The corvair has been parked for a little while. It started running badly, then wouldn't run at all. Compression was awful (actually 0psi in one cylinder).
I bought some tools and pulled the engine. It's been a fun project. I currently have the engine mostly disassembled on an engine stand, and I thought I'd post some pictures since this is a such an unusual motor.
Dropping the engine from the car using an ATV jack. At this point, there's a lot of metal shrouding and trim used to route air over the heads and cylinders for cooling, as well as keep the enginebay separated from the underbody. The engine is also coming down with the transaxle attached in this case.
This is the motor with all accessories, trim, and shrouding removed. You can see the air-cooling fins, and it's pretty easy to spot the transition from crankcase to cylinder to head in this picture. The large blower normally has a shroud over it to pull air through the engine cover louvers and blow down through the cooling fins and out through rear thermostatically controlled doors under the rear bumper.
Here's a view up from the bottom. Those tubes house the pushrods, whose camshaft is driven directly from a gear on the crankshaft (no chain or belt). The tubes are notorious for leaking oil with the original oil o-rings where they meet the crankcase and head, but newer materials have solved that issue.
I've got the passenger-side head pulled in this shot. The head studs run past the cooling fins to the crankcase, sandwiching the individual cylinder cans between. The missing cylinder had some severe blowby burn wear, so it's getting replaced. Two other cylinders from the opposite bank also have burn damage, though not as bad. I'll be replacing all three cylinders and pistons before I put everything back together. The cylinder with the worst blowby damage was the one with 0psi of compression, so that would appear to be the culprit.
Overhead view with the blower and top crankcase pan removed. Also shows the oil cooler at the bottom left. Bottom center is where the mechanical fuel pump (pushrod operated from a cam on the crankshaft), oil filter fitting, and distributor (again directly crankshaft driven) all attach on a big cast aluminum piece.

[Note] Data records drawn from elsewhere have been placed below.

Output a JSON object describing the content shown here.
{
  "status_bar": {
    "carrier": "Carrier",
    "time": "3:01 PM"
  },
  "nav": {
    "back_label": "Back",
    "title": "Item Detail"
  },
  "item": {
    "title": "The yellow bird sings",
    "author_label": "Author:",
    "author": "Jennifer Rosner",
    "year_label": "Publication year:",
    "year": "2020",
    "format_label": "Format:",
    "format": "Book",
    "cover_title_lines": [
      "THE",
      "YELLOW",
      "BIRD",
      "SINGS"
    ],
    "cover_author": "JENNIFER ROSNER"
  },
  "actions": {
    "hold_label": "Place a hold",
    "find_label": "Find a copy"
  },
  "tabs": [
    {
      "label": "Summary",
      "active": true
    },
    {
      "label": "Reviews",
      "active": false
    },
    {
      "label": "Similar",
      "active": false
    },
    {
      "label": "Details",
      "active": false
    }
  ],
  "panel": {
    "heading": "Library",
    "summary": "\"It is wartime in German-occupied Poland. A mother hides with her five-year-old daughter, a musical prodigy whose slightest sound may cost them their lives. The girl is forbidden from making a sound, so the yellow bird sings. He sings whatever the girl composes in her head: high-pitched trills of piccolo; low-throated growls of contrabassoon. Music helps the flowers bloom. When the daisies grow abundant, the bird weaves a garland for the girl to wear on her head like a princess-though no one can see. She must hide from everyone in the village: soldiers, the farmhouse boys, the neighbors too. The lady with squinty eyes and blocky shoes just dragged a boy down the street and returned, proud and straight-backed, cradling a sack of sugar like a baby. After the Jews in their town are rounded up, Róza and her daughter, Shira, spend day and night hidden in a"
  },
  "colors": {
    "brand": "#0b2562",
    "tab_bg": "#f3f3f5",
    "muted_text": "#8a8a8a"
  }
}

A close-up of the crankcase insides. You can see the boxer crankshaft. Not all flat/horizontally opposed engines are boxers. There are really two types of flat engines: the boxer, and the 180-degree V. Boxers have 180-degree offset crankshafts, meaning each opposing pair of cylinders is at the same stroke position at all times (see how cylinders 1 and 2 at the bottom of the picture are both at TDC). To do this, each has to have its own crank journal. A 180-degree V is exactly what it sounds like: a V6 with a vee-angle of 180 degrees rather than the standard 60 degrees. This means each pair of opposing cyilnders SHARES a crank journal, and as such, they are always 180-degrees opposite each-other in terms of stroke position.
Boxers tend to be much smoother running, because the lateral reciprocating forces largely counter each-other, where with a 180-degree V they compliment each-other.
There are tradeoffs to both, but the vast majority of flat motors are boxers. Ferrari has used both, but the most famous Ferrari flat 12 was a 180-degree V (the one in the 512 Testarossa).
Here are the 3 bad cylinders. You can clearly see the damage on the worst cylinder, highlighted by some orange that I assume is thermal oxidation in the iron (the cylinders are iron, while the crankcase and heads are aluminum). The others aren't as bad, but the second has some clear wear in a similar pattern, and third has some notable scoring that's going to end up the same way if left un-checked. All 3 pistons have visible erosion at the same position as well. Basically, all 3 were suffering from blowby past their headgaskets, causing low compression.